Felsefi olarak yapısızlaştırma, bir yapı biçiminin kesinlikle işlevinden takip etmesi beklenen modernizme karşı kritik bir tepki olarak gelir. 20. yüzyıl boyunca belli başlı şehirleri tanımlayan dikdörtgen çelik ve cam gökdelenlerin özetlediği modern binalar, gereksiz detayların ortadan kaldırılmasını ve sert geometrik normlara bağlı kalmanın ödülünü veriyor. Modernist mimari, toplumsal uyum ve makine benzeri organizasyonla ilgili çağdaş felsefeleri yansıtır.
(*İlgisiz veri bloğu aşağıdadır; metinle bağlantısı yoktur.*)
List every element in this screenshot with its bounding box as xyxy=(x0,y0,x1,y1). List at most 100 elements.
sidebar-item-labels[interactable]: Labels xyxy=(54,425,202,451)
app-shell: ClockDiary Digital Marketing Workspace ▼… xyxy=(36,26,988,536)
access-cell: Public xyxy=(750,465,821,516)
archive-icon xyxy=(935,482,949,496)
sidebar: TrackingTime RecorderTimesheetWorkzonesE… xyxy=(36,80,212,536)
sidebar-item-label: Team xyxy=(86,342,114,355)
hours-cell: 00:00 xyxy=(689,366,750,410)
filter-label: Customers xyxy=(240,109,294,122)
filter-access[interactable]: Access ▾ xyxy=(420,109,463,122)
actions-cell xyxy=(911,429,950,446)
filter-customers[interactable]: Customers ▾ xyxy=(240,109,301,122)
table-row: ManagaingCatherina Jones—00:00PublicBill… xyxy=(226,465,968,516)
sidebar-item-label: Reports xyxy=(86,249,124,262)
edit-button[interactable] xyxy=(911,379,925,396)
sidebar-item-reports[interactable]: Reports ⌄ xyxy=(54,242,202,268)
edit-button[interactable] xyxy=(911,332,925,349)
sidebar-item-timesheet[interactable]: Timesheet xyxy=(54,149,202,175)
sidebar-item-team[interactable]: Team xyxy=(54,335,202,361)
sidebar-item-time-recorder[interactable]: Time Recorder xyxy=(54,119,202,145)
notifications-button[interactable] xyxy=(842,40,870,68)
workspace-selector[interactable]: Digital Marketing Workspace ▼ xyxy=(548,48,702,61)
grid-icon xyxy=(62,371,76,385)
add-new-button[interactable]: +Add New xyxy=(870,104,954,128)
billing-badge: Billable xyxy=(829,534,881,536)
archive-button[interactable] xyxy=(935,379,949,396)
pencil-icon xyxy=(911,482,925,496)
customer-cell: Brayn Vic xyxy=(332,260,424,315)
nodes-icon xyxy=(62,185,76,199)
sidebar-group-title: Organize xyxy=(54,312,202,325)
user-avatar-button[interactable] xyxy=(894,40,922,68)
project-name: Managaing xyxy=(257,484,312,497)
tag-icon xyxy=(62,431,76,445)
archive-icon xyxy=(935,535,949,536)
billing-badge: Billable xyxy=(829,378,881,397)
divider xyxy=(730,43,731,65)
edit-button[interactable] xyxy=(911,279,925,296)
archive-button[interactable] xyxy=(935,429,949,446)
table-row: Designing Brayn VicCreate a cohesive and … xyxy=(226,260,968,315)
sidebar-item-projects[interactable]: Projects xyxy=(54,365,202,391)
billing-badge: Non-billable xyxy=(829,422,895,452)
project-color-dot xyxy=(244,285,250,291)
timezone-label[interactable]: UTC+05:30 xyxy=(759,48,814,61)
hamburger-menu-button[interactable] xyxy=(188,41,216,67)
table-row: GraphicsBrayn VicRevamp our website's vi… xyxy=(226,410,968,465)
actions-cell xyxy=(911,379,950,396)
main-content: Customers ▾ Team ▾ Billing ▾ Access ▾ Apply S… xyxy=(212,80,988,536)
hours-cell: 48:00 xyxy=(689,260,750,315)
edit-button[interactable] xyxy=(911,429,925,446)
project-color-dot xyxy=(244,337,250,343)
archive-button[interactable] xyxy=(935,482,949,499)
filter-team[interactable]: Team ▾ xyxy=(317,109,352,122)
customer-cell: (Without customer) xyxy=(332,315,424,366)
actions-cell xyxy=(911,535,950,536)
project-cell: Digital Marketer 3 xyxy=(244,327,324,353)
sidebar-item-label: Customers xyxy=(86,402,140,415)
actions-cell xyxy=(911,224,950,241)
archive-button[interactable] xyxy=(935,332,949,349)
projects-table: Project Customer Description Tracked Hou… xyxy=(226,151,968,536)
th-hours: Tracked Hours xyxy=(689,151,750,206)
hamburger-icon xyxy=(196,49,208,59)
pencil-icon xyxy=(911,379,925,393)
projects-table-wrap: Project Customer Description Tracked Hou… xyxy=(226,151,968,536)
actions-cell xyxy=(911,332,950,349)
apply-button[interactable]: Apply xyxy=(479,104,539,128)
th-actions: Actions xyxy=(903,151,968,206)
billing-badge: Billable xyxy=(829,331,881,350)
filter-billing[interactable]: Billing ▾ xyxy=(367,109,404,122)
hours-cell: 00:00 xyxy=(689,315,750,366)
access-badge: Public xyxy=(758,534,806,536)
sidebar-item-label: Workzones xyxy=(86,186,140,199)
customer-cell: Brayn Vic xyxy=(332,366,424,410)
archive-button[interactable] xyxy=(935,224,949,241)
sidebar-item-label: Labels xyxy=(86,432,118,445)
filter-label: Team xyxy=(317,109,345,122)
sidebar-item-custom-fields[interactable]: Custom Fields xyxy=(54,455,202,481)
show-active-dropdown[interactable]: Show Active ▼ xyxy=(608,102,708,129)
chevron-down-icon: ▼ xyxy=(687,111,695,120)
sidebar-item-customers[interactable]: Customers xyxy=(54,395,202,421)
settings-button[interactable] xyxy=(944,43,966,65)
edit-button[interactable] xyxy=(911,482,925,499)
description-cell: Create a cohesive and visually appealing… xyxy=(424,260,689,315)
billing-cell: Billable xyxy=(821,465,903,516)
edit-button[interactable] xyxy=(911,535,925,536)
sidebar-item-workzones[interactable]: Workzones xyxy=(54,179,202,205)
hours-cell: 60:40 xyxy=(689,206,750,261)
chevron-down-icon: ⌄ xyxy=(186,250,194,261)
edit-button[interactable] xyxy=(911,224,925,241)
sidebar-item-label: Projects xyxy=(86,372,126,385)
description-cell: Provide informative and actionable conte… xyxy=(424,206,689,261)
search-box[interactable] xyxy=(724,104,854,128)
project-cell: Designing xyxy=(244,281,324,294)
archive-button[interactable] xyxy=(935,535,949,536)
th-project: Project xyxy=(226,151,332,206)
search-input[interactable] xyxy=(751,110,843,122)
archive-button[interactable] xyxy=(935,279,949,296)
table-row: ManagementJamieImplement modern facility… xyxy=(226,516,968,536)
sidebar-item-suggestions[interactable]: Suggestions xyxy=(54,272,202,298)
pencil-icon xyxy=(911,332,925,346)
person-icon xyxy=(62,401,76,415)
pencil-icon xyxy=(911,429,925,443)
Bu yüzden yapısızlığa, modernist düşünceyi, tasarımı oldukça stilize, bireysel parçalara bölerek dengesizleştirmeye çalıştığı denir.
Balboa'daki Guggenheim Müzesi, İspanya, Gehry'nin en ikonik eseri, hem dikdörtgen hem de geleneksel olan ve aynı zamanda çarpıcı biçimde kıvrımlı ve katlanmış bir titanyum, cam ve kireçtaşı dışına sahiptir. Çerçeve içinde hem düzenli hem de düzensiz galeri şekilleri barındırıyor. Gehry'nin çalışmasındaki klasik ve çarpık figürlerin harmanı, binaları görsel olarak birbirleriyle ve ilgili ortamlarıyla çelişen unsurlara ayırıyor. Gehry, binalarını yerel kültürde büyük ölçüde etkilemek için tasarımın bu ayrıntılı yaklaşımını tasarlamaktadır.